Mainland China is Taiwan’s biggest trade partner, accounting for around a quarter of the self-ruled island’s trade in 2021.
Last week, Taiwan’s central bank lowered its 2022 gross domestic product (GDP) growth forecast by 0.24 percentage points to 3.51 per cent.
Exports make up around 70 per cent of Taiwan’s economy, with the island best known for manufacturing consumer electronics, machinery and petrochemical goods.
A reliance on semiconductor exports makes Taiwan a “good bellwether” for demand for electronics, Lim added.
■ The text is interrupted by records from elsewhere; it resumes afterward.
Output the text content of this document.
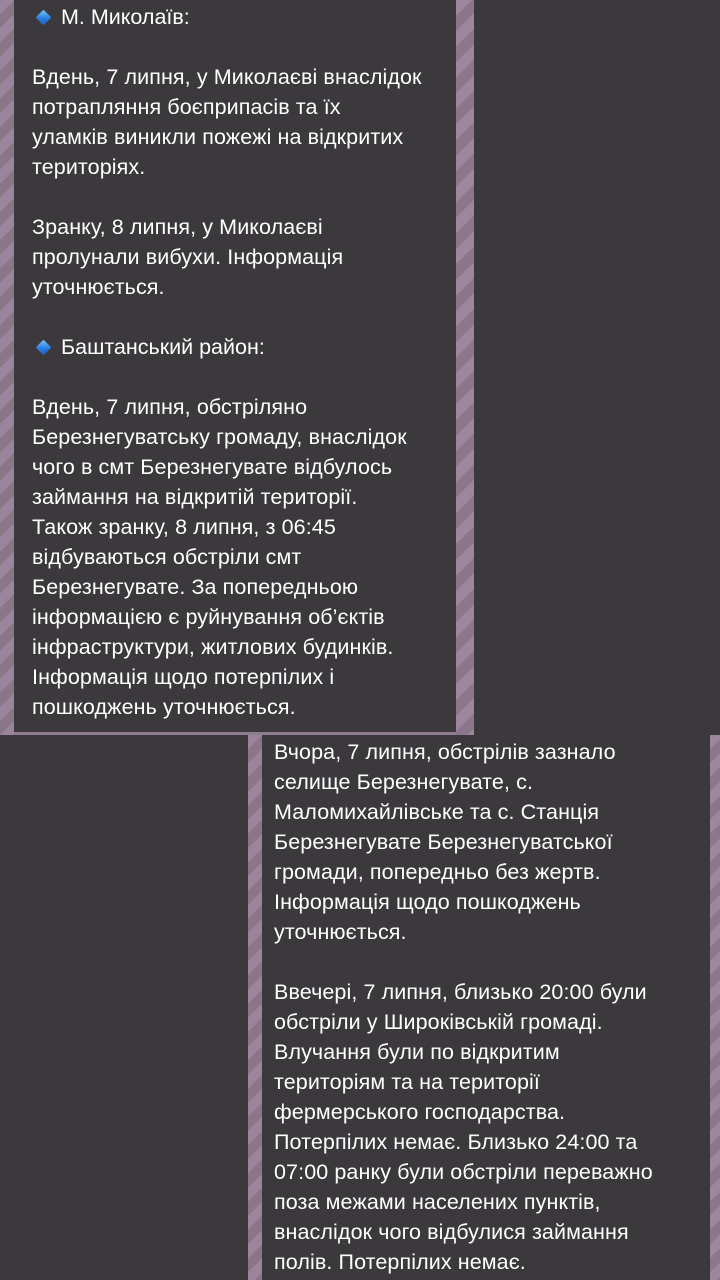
М. Миколаїв:
Вдень, 7 липня, у Миколаєві внаслідок
потрапляння боєприпасів та їх
уламків виникли пожежі на відкритих
територіях.
Зранку, 8 липня, у Миколаєві
пролунали вибухи. Інформація
уточнюється.
Баштанський район:
Вдень, 7 липня, обстріляно
Березнегуватську громаду, внаслідок
чого в смт Березнегувате відбулось
займання на відкритій території.
Також зранку, 8 липня, з 06:45
відбуваються обстріли смт
Березнегувате. За попередньою
інформацією є руйнування об’єктів
інфраструктури, житлових будинків.
Інформація щодо потерпілих і
пошкоджень уточнюється.
Вчора, 7 липня, обстрілів зазнало
селище Березнегувате, с.
Маломихайлівське та с. Станція
Березнегувате Березнегуватської
громади, попередньо без жертв.
Інформація щодо пошкоджень
уточнюється.
Ввечері, 7 липня, близько 20:00 були
обстріли у Широківській громаді.
Влучання були по відкритим
територіям та на території
фермерського господарства.
Потерпілих немає. Близько 24:00 та
07:00 ранку були обстріли переважно
поза межами населених пунктів,
внаслідок чого відбулися займання
полів. Потерпілих немає.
But Taiwan, like mainland China, should look to its coronavirus controls as a cause for slowing exports, said Jayant Menon, a visiting senior fellow with the ISEAS-Yusof Ishak Institute’s Regional Economic Studies Programme in Singapore.
Both Taiwan and mainland China closed their borders in early 2020 and still require a multi-day quarantine period for inbound travel.
“It’s too early to draw from it that the region or world is headed for a massive recession,” Menon said.